Clinical Characteristics

Major clinical features or initial diagnoses are developmental and epileptic encephalopathy with or without movement disorders. Some patients show movement disorders without epilepsy. Acute encephalopathic episodes including temporal hemiparesis, which is similar to acute hemiplegia in childhood, are also characteristically seen. A few patients show stereotypic hand movement or dysmorphic face leading to the diagnosis of Rett syndrome or Pitt-Hopkins syndrome, respectively.

The first symptom of the patients with a RHOBTB2 mutation is seizures in most cases. Seizures start between 4 days and 4 years of age, mainly less than 1 year. Developmental delay prior to seizures is rarely seen. Episodes of hemiparesis, acute encephalopathy, and movement disorders precede in some patients.

Focal seizures or focal to bilateral tonic-clonic seizures are more frequent than generalized seizures. Half of the patients with seizures show status epilepticus. A third patients with RHOBTB2 mutation show fever-sensitivity. Seizures are refractory in 9 of 34 patients. Regression mainly correlating with the onset or worsening of epilepsy is seen in 10 patients.

Intellectual disability is commonly seen. Two thirds of the patients show profound or severe intellectual disability. Motor ability is also impaired, but half of the patients can walk alone or with support.

A variety of movement disorders, such as dystonia, ataxia, chore, dyskinesia, and hand stereotypies, are frequently associated with RHOBTB2 mutation in the manner of continuous or paroxysmal signs.

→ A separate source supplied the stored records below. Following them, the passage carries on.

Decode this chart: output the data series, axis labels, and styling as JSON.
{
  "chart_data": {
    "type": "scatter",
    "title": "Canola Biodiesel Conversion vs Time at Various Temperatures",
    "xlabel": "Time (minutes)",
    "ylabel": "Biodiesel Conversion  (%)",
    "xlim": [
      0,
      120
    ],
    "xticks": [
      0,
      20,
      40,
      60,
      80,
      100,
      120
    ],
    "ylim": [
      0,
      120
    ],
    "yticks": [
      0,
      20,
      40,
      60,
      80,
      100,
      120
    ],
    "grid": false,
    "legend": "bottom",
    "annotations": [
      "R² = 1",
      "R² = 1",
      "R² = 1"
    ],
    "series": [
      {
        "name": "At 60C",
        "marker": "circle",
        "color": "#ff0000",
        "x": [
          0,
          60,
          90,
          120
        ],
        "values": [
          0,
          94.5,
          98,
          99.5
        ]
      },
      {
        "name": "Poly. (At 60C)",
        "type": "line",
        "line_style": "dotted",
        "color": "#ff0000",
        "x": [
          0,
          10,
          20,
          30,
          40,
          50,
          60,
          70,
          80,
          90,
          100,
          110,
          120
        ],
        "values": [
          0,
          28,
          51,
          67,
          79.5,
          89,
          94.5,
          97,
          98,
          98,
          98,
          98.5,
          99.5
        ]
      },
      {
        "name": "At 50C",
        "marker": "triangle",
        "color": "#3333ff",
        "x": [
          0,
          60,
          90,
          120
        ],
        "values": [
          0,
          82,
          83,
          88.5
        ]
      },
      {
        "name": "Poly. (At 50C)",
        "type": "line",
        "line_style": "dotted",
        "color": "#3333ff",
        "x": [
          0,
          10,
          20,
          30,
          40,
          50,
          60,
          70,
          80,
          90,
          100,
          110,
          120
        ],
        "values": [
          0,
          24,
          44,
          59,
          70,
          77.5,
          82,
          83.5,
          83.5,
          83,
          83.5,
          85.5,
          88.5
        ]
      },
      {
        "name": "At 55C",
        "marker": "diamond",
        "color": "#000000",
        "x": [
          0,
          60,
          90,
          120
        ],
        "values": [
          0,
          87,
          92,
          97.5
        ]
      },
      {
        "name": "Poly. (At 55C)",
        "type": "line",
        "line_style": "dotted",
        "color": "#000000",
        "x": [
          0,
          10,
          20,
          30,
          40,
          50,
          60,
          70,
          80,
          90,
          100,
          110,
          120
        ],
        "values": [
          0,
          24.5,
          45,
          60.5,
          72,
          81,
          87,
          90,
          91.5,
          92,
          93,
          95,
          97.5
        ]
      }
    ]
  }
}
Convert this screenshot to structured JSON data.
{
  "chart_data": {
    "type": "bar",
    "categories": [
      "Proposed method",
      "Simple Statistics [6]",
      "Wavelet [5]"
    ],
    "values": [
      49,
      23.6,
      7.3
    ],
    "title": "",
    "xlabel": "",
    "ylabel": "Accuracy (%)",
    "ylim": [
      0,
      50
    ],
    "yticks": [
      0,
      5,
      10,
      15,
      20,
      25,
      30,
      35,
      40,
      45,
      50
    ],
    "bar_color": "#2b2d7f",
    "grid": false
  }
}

Acute encephalopathic episodes are seen in half of the patients. Three patients have episodes of minor head trauma prior to encephalopathy.

Postnatal microcephaly (≤ -2 SD) can be seen in half of the patients.

The findings of brain MRI are initially normal, then some patients show atrophic change, thin corpus callosum, or delayed myelination.

Episodes of autonomic dysregulation, such as peripheral vasomotor disturbances, marked skin color change, and gastrointestinal symptoms, are seen in some patients. Lactic acidemia, elevated serum creatine kinase, and aplasia cutis congenita are rarely reported.